Maurice Koszman, first vice-president of the Saskatchewan Elks Association, speaks at a press conference Thursday morning on Maple Street East. At the presser, it was announced that renovations would be made to 20 one-bedroom, low-income seniors suites in the city. Times-Herald photo by Nathan Liewicki
For nearly 10 years, Gladys Nelson has enjoyed a great view from her home on Maple Street East.
It doesn’t hurt that she only pays $275 a month for her one-bedroom residence.
“Our suites are very nice,” said Nelson. “Never could you get a place in Moose Jaw that is this affordable for a one-bedroom.”
With that affordability comes the ability for Nelson to spend money she might otherwise be paying for rent on other activities.
“I can put the extra money I have toward hobbies, such as swimming, going out for suppers, hitting the gym and playing cards,” Nelson noted.
Nelson is one of a small handful of low-income seniors who dwell in 20 affordable one-bedroom suites, in 10 duplexes, located along the 100 and 200 blocks of Maple Street East.
Residents will receive upgrades to their residences thanks to a joint investment from the Saskatchewan and Canadian governments.
“There's, I think, $2 billion set aside this year across Canada. This project qualified as one of the one's that should be funded,” Palliser MP Ray Boughen said regarding affordable housing.

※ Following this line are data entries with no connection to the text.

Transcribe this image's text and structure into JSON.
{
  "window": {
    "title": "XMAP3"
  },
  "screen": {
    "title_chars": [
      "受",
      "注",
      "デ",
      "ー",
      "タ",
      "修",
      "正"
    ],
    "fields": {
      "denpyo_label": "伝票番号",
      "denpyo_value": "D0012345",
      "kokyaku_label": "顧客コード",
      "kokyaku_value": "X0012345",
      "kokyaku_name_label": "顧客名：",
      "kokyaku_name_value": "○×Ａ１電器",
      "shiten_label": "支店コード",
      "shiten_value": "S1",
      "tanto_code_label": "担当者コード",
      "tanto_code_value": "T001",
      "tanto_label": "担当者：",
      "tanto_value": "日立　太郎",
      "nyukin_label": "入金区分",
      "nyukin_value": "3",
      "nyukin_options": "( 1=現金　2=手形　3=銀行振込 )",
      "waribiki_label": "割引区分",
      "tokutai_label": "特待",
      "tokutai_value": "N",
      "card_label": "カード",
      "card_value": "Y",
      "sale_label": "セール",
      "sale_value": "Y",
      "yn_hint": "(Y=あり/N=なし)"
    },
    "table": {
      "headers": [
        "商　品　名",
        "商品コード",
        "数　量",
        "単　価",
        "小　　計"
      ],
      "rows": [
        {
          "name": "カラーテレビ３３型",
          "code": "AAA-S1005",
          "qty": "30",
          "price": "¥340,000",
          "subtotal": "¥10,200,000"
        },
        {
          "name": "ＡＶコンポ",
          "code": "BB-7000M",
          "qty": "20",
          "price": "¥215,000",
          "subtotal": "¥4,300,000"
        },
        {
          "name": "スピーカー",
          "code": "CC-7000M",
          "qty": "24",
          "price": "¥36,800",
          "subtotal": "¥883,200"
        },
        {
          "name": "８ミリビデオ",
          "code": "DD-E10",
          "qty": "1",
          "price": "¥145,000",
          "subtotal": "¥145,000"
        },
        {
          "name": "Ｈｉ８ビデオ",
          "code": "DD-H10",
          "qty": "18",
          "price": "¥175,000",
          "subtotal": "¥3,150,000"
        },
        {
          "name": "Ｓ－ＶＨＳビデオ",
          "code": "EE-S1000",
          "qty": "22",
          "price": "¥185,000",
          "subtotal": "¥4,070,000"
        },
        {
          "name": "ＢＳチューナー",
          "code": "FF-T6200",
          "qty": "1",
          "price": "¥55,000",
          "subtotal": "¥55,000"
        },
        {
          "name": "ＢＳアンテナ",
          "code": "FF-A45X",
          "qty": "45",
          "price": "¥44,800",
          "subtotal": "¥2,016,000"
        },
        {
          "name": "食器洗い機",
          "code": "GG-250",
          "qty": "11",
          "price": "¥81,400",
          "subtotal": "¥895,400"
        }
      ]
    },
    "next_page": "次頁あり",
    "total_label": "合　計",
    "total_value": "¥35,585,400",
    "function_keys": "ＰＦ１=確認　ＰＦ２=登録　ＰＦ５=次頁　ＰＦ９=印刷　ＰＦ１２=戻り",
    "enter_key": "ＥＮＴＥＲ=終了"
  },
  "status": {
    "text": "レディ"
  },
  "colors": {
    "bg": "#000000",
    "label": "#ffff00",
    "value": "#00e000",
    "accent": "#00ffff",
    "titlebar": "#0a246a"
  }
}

Boughen, along with Moose Jaw North MLA Warren Michelson and Mayor Deb Higgins were in attendance for Thursday’s announcement.

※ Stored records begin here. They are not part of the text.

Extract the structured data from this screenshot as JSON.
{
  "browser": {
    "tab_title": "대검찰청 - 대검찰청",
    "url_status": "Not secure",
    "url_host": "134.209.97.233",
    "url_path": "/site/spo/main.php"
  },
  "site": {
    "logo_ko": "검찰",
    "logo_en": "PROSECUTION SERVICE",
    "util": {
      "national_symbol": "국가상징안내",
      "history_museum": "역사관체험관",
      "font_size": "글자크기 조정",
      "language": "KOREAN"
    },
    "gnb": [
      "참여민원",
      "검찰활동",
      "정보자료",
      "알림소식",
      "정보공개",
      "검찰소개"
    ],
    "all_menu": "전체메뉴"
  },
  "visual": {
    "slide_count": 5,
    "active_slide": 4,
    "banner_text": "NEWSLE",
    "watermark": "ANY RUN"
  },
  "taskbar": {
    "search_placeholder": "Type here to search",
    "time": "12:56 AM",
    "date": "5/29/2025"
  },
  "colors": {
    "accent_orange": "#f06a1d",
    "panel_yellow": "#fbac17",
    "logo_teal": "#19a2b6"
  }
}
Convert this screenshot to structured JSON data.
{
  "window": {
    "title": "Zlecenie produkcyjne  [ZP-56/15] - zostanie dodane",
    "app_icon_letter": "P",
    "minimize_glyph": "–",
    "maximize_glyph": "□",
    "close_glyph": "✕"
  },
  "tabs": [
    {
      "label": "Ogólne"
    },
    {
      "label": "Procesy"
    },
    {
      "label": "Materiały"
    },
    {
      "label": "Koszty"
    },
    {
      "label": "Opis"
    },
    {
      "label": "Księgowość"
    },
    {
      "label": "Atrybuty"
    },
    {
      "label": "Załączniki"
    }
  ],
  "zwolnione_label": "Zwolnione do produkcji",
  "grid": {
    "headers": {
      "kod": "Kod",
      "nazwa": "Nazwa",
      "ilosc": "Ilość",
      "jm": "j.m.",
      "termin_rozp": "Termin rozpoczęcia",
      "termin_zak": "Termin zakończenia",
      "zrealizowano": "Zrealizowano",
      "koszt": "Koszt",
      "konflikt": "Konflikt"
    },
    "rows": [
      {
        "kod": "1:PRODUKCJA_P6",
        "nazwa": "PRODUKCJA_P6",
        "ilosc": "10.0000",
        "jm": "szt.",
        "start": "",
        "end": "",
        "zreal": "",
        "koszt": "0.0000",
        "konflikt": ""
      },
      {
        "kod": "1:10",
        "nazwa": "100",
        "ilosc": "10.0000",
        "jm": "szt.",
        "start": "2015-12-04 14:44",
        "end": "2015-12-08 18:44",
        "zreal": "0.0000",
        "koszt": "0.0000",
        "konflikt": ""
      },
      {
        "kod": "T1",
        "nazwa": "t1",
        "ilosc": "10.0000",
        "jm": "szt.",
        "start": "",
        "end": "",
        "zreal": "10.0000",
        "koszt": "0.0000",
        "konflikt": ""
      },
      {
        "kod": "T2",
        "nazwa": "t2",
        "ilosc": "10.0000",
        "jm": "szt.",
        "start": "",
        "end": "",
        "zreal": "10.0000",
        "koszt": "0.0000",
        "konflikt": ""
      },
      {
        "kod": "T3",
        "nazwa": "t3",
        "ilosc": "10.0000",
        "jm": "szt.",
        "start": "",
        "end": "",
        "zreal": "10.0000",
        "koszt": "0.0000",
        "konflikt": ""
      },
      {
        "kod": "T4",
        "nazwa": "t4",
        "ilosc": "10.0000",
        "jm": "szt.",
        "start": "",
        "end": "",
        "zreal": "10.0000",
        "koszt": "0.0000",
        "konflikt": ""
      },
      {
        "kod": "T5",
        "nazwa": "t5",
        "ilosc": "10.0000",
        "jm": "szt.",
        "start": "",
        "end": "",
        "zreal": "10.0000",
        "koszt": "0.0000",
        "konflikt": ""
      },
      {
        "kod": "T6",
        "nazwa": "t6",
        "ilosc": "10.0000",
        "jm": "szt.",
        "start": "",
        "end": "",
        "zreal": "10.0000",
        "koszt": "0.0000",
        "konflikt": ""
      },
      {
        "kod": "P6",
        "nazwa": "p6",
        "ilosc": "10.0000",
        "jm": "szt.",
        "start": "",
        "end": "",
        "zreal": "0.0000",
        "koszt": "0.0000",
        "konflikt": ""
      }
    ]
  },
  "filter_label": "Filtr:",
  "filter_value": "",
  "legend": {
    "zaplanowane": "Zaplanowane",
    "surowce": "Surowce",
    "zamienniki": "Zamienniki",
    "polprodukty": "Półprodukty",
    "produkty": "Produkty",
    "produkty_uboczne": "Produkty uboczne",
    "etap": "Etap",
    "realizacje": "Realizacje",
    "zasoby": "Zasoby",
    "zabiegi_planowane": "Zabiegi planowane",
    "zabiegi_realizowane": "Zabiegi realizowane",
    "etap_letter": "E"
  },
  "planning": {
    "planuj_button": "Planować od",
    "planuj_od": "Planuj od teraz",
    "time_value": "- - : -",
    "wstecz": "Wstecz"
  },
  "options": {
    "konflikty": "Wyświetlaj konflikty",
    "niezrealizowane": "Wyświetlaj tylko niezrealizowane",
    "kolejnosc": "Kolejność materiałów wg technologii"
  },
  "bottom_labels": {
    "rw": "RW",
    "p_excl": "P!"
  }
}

The upgrades will be undertaken by the Saskatchewan Elks Foundation Corp.
Throughout the province, the Elks have had a helping hand in upgrading 131 units.
“One of the building blocks of our organizations is service,” said Saskatchewan Elks Association first vice-president Maurice Koszman. “The Elks have been ready to lend their money, effort and indeed their labour to those in need.”

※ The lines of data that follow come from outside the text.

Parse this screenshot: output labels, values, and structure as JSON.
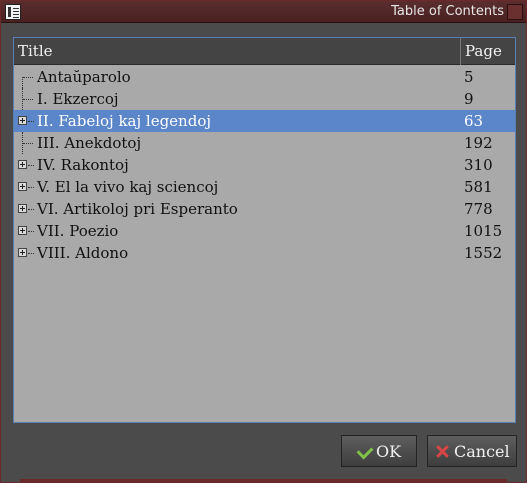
{
  "window": {
    "title": "Table of Contents"
  },
  "tree": {
    "header": {
      "title": "Title",
      "page": "Page"
    },
    "rows": [
      {
        "label": "Antaŭparolo",
        "page": "5",
        "expandable": false,
        "selected": false
      },
      {
        "label": "I. Ekzercoj",
        "page": "9",
        "expandable": false,
        "selected": false
      },
      {
        "label": "II. Fabeloj kaj legendoj",
        "page": "63",
        "expandable": true,
        "selected": true
      },
      {
        "label": "III. Anekdotoj",
        "page": "192",
        "expandable": false,
        "selected": false
      },
      {
        "label": "IV. Rakontoj",
        "page": "310",
        "expandable": true,
        "selected": false
      },
      {
        "label": "V. El la vivo kaj sciencoj",
        "page": "581",
        "expandable": true,
        "selected": false
      },
      {
        "label": "VI. Artikoloj pri Esperanto",
        "page": "778",
        "expandable": true,
        "selected": false
      },
      {
        "label": "VII. Poezio",
        "page": "1015",
        "expandable": true,
        "selected": false
      },
      {
        "label": "VIII. Aldono",
        "page": "1552",
        "expandable": true,
        "selected": false
      }
    ]
  },
  "buttons": {
    "ok": "OK",
    "cancel": "Cancel"
  },
  "colors": {
    "selection": "#5b86c9",
    "tree_bg": "#a9a9a9",
    "titlebar": "#4a2020"
  }
}
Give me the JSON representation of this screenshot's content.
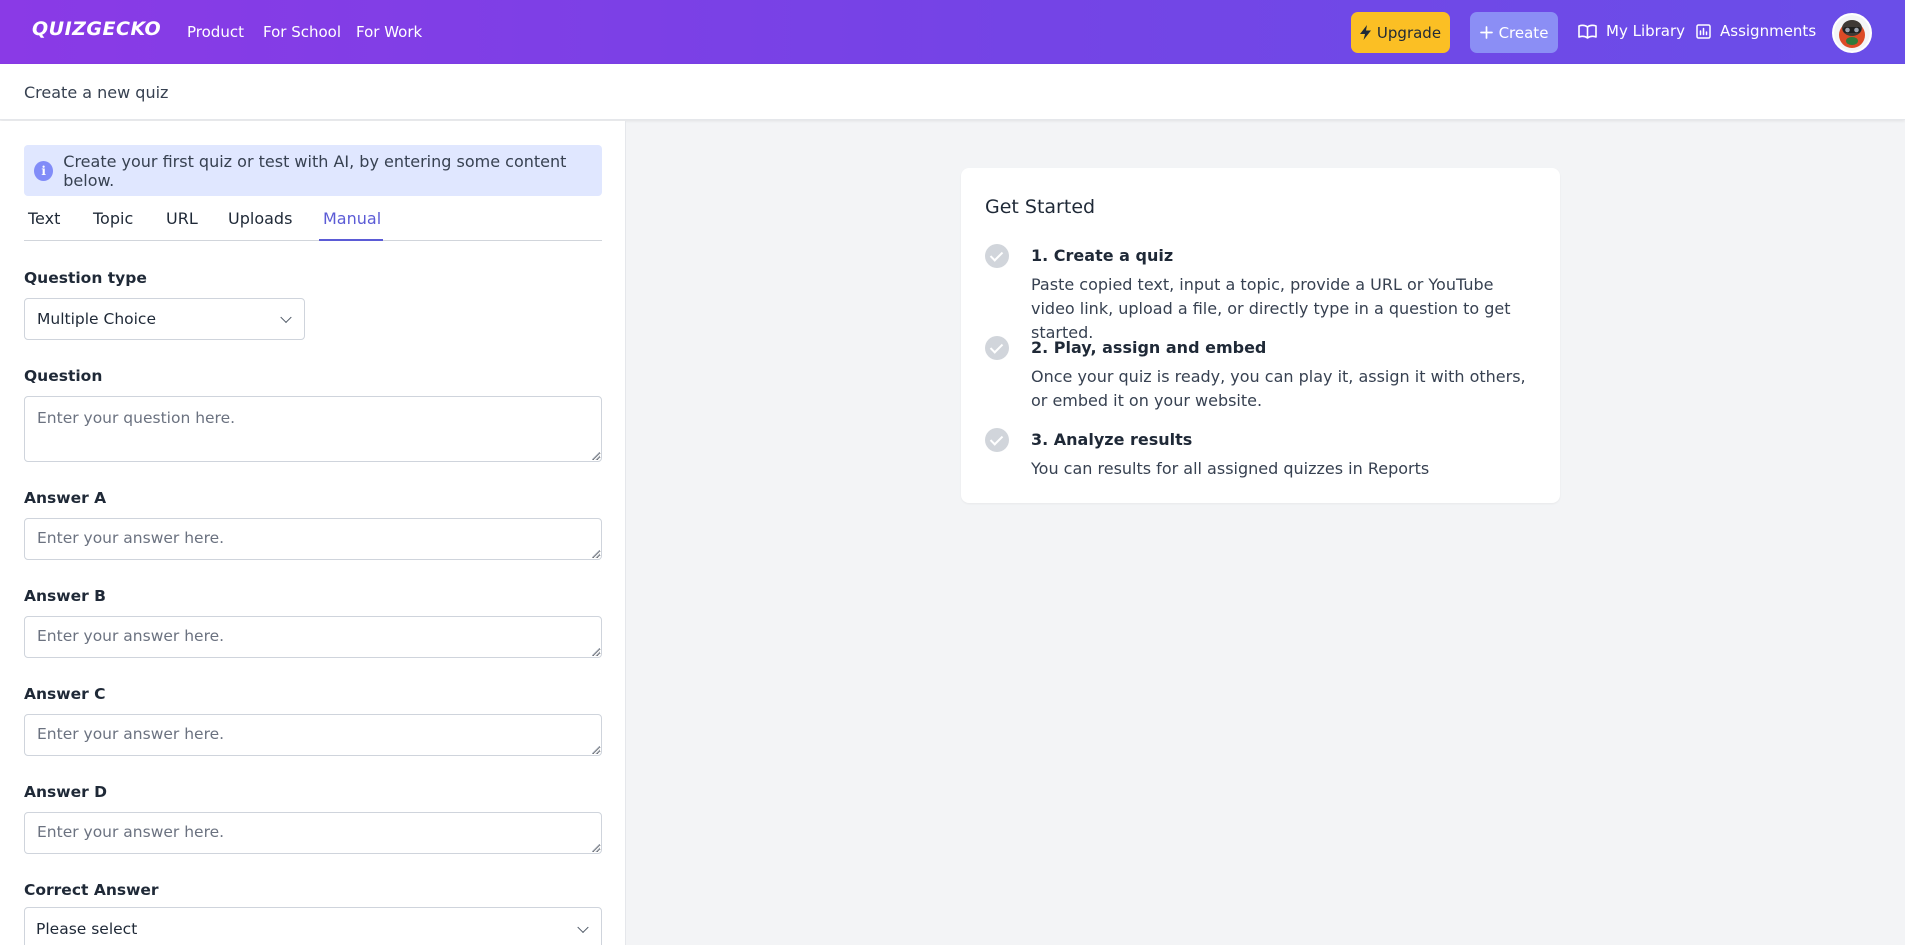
{
  "nav": {
    "logo": "QUIZGECKO",
    "links": [
      "Product",
      "For School",
      "For Work"
    ],
    "upgrade_label": "Upgrade",
    "create_label": "Create",
    "library_label": "My Library",
    "assignments_label": "Assignments",
    "accent_color": "#7543e6",
    "upgrade_color": "#fbbf24"
  },
  "subheader": {
    "title": "Create a new quiz"
  },
  "info_banner": {
    "text": "Create your first quiz or test with AI, by entering some content below."
  },
  "tabs": [
    {
      "label": "Text"
    },
    {
      "label": "Topic"
    },
    {
      "label": "URL"
    },
    {
      "label": "Uploads"
    },
    {
      "label": "Manual",
      "active": true
    }
  ],
  "form": {
    "question_type_label": "Question type",
    "question_type_value": "Multiple Choice",
    "question_label": "Question",
    "question_placeholder": "Enter your question here.",
    "answers": [
      {
        "label": "Answer A",
        "placeholder": "Enter your answer here."
      },
      {
        "label": "Answer B",
        "placeholder": "Enter your answer here."
      },
      {
        "label": "Answer C",
        "placeholder": "Enter your answer here."
      },
      {
        "label": "Answer D",
        "placeholder": "Enter your answer here."
      }
    ],
    "correct_label": "Correct Answer",
    "correct_value": "Please select"
  },
  "get_started": {
    "title": "Get Started",
    "steps": [
      {
        "title": "1. Create a quiz",
        "desc": "Paste copied text, input a topic, provide a URL or YouTube video link, upload a file, or directly type in a question to get started."
      },
      {
        "title": "2. Play, assign and embed",
        "desc": "Once your quiz is ready, you can play it, assign it with others, or embed it on your website."
      },
      {
        "title": "3. Analyze results",
        "desc": "You can results for all assigned quizzes in Reports"
      }
    ]
  }
}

The total cost of renovations is pegged at approximately $588,000. The Canadian government, through Canada Mortgage and Housing Corporation and the province of Saskatchewan, through Saskatchewan Housing Corporation, contributed a total of about $449,000. The Elks provided the $139,000 balance through cash equity.
“When I move out of here, I'm moving straight to the bone yard.” Gean Nurse
This funding comes as a result of the $55 million Canada-Saskatchewan Investment in Affordable Housing 2011-2014 Agreement. This money allows the province to create new and renovate existing affordable housing for households in need.
“This funding will help the people of Moose Jaw access safe and affordable housing that meets their needs,” said Boughen.
Gean Nurse couldn’t agree more with Boughen.
She has been living in these suites for 12 years and, like Nelson, she only pays $275 a month for rent. Nurse added that the only things she is responsible for paying is gas and power.
“In 12 years I have all new doors and windows. I have a new roof, had new paint jobs and new carpeting. It's like every year we get something,” noted Nurse. “This is a wonderful place to live.”
There’s nowhere else Nurse said she would rather live.
“When I move out of here, I'm moving straight to the bone yard.”
Higgins noted these residences are one of the city’s best-kept secrets.
“Many people don’t realize the complexes are here,” Higgins said. “They don’t know they are owned and operated by the Elks.”